Revelation and Fall
Blind Man’s Buff
De Assumtione Beatae Maria Verginis [UK premiere]
Lucy Shelton (soprano)
Claire Booth (soprano)
Reviewed by: Richard Whitehouse
Reviewed: 22 April, 2005
Venue: Queen Elizabeth Hall, London
Unlike his contemporary and onetime colleague Harrison Birtwistle, Peter Maxwell Davies has not had a sustained relationship with the London Sinfonietta – though their one major collaboration, 1977’s A Mirror of Whitening Light, is one of his most representative works from that decade. So it was good to find the ensemble putting on a concert of his music as part of the current “Max” retrospective.
The first half featured two works from the time when work on the opera “Tavener” (what a pity the resources needed to mount a semi-staging were presumably not available) was reaching culmination. Antechrist (1967) fashions its transformations of a Medieval motet into a ‘concert overture’ whose sonata outline offers numerous pointers to the formal processes Maxwell Davies was to pursue a decade hence. The result is a curtain-raiser as intricate as it is engaging, and well worth revival.
As was the very different Revelation and Fall (1966) – one of the composer’s most uncompromising and intense works of that period. The eponymous poem by Georg Trakl – with its images of corpses, nuns, blood and death – invites an expressive overkill that Maxwell Davies embraces but also tempers through subtle deployment of canonic techniques, as also the seamless emergence of instrumental interludes that reflect upon or anticipate the setting. It is this instilling of a compositional distance that makes the piece much more than a neo-Expressionist foray into darker emotions. Lucy Shelton encompassed its extremes of delicacy and abrasion with her customary flair, with the moment when the megaphone makes its climactic appearance being played for all its theatrical and histrionic worth.
If Blind Man’s Buff (1972) has worn less well, this is because its musical content is less focused in the presentation of an admittedly elusive complex of ideas and images. Even so, this masque (which memory recalls as the only Maxwell Davies work conducted by Pierre Boulez) treads an appropriately fine line between morality and farce (as does Georg Büchner’s play “Leonce und Lena”, from whose final scene the scenario derives). Its translucent textures are a persuasive medium, moreover, for the song-and-dance routines by which King and Jester discover their identities – however illusory – and to which roles the pure-toned Claire Booth and wittily sardonic Lucy Shelton were well matched.
A constant in Maxwell Davies’s music has been the use of plainchant as motivic basis for instrumental commentaries of often symphonic scope. Sometimes the result has been less impressive than the means through which it has taken shape, but De Assumtione Beatae Maria Verginis (2002) is one of the most engrossing of such recent large-scale works.
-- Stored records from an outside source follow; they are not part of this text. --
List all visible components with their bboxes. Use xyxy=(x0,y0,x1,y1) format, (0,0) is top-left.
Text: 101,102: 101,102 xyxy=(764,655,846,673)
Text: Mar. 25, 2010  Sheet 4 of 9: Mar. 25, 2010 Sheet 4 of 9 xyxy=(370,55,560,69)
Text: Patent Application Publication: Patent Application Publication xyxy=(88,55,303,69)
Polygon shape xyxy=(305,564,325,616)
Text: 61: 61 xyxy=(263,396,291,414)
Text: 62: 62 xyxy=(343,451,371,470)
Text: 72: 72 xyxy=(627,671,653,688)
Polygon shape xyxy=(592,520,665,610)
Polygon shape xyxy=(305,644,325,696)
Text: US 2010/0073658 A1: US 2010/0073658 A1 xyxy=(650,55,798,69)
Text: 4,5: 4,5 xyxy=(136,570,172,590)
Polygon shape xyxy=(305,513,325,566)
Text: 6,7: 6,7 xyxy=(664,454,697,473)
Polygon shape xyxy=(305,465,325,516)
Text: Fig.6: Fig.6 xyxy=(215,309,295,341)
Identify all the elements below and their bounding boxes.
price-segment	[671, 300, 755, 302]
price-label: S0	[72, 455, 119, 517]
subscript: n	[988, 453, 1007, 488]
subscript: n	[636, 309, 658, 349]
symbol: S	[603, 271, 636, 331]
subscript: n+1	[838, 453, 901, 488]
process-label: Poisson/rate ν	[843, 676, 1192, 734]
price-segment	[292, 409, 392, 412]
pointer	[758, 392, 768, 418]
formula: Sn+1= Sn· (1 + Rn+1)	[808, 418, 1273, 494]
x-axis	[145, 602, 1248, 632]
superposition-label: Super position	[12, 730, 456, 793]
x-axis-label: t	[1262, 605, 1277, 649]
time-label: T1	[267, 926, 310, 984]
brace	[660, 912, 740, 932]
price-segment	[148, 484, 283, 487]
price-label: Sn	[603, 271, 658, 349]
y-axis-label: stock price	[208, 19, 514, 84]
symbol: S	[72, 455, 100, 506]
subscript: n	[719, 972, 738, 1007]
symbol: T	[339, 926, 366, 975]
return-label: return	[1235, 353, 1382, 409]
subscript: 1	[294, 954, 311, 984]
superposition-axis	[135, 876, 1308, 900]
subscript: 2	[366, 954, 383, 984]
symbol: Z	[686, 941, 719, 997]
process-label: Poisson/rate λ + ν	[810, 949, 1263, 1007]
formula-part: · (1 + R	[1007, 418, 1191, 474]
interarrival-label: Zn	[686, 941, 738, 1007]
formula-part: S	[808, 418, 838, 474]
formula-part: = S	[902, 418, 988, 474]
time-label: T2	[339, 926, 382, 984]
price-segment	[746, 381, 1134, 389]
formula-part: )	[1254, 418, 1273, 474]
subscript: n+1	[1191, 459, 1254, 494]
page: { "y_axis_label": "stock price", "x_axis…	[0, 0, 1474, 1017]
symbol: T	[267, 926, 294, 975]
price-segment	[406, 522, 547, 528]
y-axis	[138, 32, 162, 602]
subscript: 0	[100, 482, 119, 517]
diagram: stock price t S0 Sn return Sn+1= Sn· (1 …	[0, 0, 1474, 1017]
The title comes from a 13th-century lives of the saints and the ‘theme’ itself relates to the Feast of the Assumption: Maxwell Davies builds a substantial structure on its rhythmic and harmonic premises – conflating, as he has done frequently in the past, the inherent dynamic of sonata- and symphonic-form so that contrasts in mood and pace articulate the larger span; one which culminates in stark brass recitatives and an inward final adagio.
The work was finely played by the London Sinfonietta, and conducted by Oliver Knussen with a sure sense of where the piece was headed even when its generative melodic line seems only to be inferred. In an insert to the programme book, Knussen paid tribute to the role of Maxwell Davies as mentor in his own formative years as a composer: the expertise and sheer commitment of the performances heard here left one in no doubt that the debt, if such it can be called, was being amply repaid.